Meine Generation ist bekanntlich sehr mißtrauisch und bildet sich ein, keine Illusionen zu haben. Auf alle Fälle hat sie bedeutend weniger als diejenige, die uns herrlichen Zeiten entgegengeführt hat. Wir sind in der glücklichen Lage, glauben zu dürfen, illusionslos leben zu können. Und das dürfte vielleicht unsere einzige Illusion sein.
Ich weine dem alten Österreich-Ungarn keine Träne nach. Was morsch ist, soll zusammenbrechen, und wäre ich morsch, würde ich selbst zusammenbrechen, und ich glaube, ich würde mir keine Träne nachweinen.“

[Horváth, Fiume, Belgrad, […], 1929, kA 11, 184 f]

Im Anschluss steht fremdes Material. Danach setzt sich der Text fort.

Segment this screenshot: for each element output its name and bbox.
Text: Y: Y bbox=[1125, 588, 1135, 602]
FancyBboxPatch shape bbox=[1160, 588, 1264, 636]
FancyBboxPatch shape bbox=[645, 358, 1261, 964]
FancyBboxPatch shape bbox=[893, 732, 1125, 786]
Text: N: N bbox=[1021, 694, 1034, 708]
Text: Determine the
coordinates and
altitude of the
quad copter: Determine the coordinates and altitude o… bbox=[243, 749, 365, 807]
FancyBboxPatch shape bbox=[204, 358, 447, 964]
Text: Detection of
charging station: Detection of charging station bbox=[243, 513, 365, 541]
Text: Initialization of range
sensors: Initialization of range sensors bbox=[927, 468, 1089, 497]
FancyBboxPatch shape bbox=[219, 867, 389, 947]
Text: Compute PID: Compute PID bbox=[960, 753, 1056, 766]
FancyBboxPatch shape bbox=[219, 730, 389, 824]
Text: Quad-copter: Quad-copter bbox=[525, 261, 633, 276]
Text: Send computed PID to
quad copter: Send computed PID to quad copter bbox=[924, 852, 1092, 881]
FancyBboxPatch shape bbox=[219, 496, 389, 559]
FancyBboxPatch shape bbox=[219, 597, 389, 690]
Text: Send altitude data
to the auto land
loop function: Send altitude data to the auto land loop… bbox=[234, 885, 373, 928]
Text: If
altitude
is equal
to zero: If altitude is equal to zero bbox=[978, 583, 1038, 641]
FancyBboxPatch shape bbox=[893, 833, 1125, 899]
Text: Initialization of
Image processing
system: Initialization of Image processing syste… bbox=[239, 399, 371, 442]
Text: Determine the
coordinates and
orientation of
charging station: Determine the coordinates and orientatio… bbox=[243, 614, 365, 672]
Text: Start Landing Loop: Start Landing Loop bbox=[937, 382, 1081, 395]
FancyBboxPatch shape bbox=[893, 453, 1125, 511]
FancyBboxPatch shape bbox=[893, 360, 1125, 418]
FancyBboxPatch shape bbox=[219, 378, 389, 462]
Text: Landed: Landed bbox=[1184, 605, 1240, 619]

„Und um einen heutigen Menschen realistisch schildern zu können, muß ich ihn also dementsprechend reden lassen. […] Mit vollem Bewußtsein zerstörte ich das alte Volksstück, formal und ethisch – und versuchte als dramatischer Chronist die neue Form des Volksstückes zu finden. […] Man wirft mir vor, ich sei zu derb, zu ekelhaft, zu unheimlich, zu zynisch und was es dergleichen noch an soliden, gediegenen Eigenschaften gibt – und man übersieht dabei, daß ich doch kein anderes Bestreben habe, als die Welt so zu schildern, wie sie halt leider ist. – Und daß das gute Prinzip auf der Welt den Ton angibt, wird man wohl kaum beweisen können – behaupten schon. – Der Widerwille eines Teiles des Publikums beruht wohl darauf, daß dieser Teil sich in den Personen auf der Bühne selbst erkennt – und es gibt natürlich Menschen, die über sich selbst nicht lachen können – und besonders nicht über mehr oder minder bewußtes, höchst privates Triebleben.“

[Interview Horváth / Cronauer, 1932, kA 11, 201 ff]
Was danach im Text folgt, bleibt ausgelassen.